In Palestine in 1922, he observed "the equivocal role of the British administration with regard to the conflict between the Arabs and the Zionists." After wandering all over Palestine in 1923, he arrived in Egypt and saw once again the imperialist demeanour of the British toward the Arabs. But in this case, bombs were being thrown at places frequented by British soldiers and being answered by repressive measures such as martial law, political arrests, deportations of leaders, and prohibitions of newspapers.

In 1926, while riding a train from Trieste to Vienna, he found himself looking at the familiar European scenery "with the eyes of a stranger. The people seemed so ugly, their movements angular and clumsy." He could no longer relate to them. They seemed to be living in a world of make-believe. His contact with the Arabs forever changed his outlook on life.

On returning home, he happened to glance at the Quran, which was lying on his desk. He opened it, and his eyes landed on this verse.

You are obsessed by greed for more and more,
Until you go down to your graves.
Nay, but you will come to know! Nay, but you will come to know!

The verse rendered him speechless.

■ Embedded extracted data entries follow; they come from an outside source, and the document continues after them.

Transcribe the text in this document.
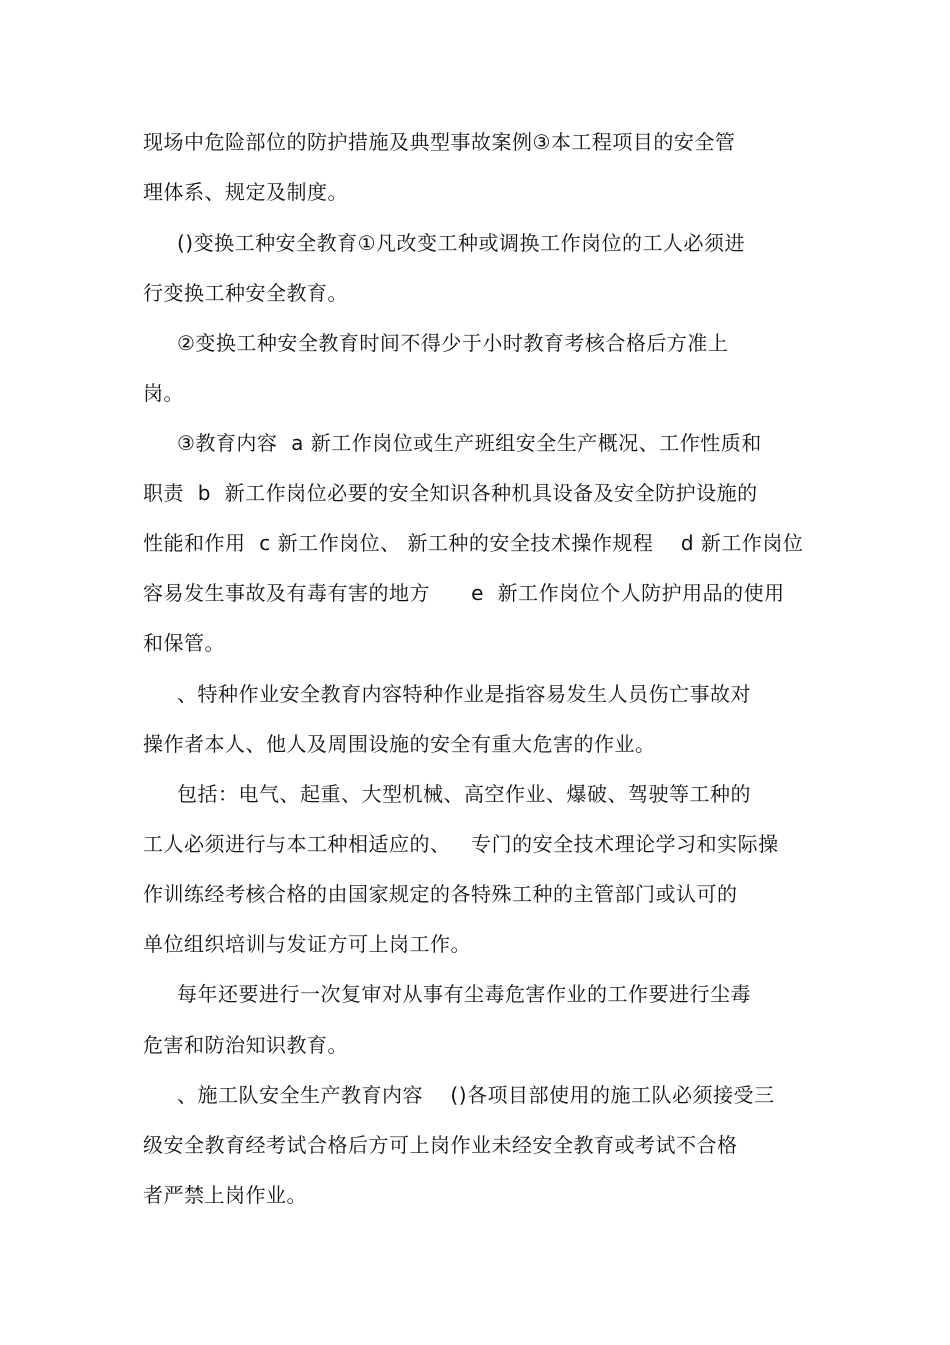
现场中危险部位的防护措施及典型事故案例③本工程项目的安全管
理体系、规定及制度。
()变换工种安全教育①凡改变工种或调换工作岗位的工人必须进
行变换工种安全教育。
②变换工种安全教育时间不得少于小时教育考核合格后方准上
岗。
③教育内容  a 新工作岗位或生产班组安全生产概况、工作性质和
职责  b  新工作岗位必要的安全知识各种机具设备及安全防护设施的
性能和作用  c 新工作岗位、 新工种的安全技术操作规程    d 新工作岗位
容易发生事故及有毒有害的地方      e  新工作岗位个人防护用品的使用
和保管。
、特种作业安全教育内容特种作业是指容易发生人员伤亡事故对
操作者本人、他人及周围设施的安全有重大危害的作业。
包括：电气、起重、大型机械、高空作业、爆破、驾驶等工种的
工人必须进行与本工种相适应的、   专门的安全技术理论学习和实际操
作训练经考核合格的由国家规定的各特殊工种的主管部门或认可的
单位组织培训与发证方可上岗工作。
每年还要进行一次复审对从事有尘毒危害作业的工作要进行尘毒
危害和防治知识教育。
、施工队安全生产教育内容    ()各项目部使用的施工队必须接受三
级安全教育经考试合格后方可上岗作业未经安全教育或考试不合格
者严禁上岗作业。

The Quran was shaking in his hands as he handed it over to his wife: "Read this. Is it not an answer to what we saw in the subway?" This was their epiphany. He had concluded, beyond any doubt, that it was a God-inspired book.

They went to a mosque in Berlin and converted to Islam. A few years later, he and his wife boarded a steamer in Egypt, which was going to head down the Red Sea to Jeddah.

The steamer was packed with pilgrims. The waves were pounding the hull of the ship, the planks were creaking, and the engines were throbbing, but it was the cry of "Labbayk, Allahumma, Labbayk" coming from the throats of hundreds on the ship that dominated all other sounds.

When the ship crossed the latitude of Rabigh, the male pilgrims donned the ihram, the pilgrim's garment. He knew he had left the West to live among the Arabs, but he did not yet know that "without any warning, my old world was coming to an end." For years, he had travelled widely through foreign lands but always returned to his native land. But this time, it was going to be very different.  

From Jeddah they traveled to Medina and prayed at the Holy Mosque. From there they headed to Makkah late one night, following the eastern route which the Holy Prophet (PBUH) had followed on his last pilgrimage to Makkah.

He writes, "We ride, and every step of the dromedaries brings us nearer to the end of our road. We ride for days through the sunlit steppe; we sleep at night under the stars and awake in the coolness of dawn; and slowly, I approach the end of my road."

It is these passages that make his memoir read like an epic poem in the Homeric tradition. Its eloquent narration sets it apart from the many books that have been written about spiritual awakening.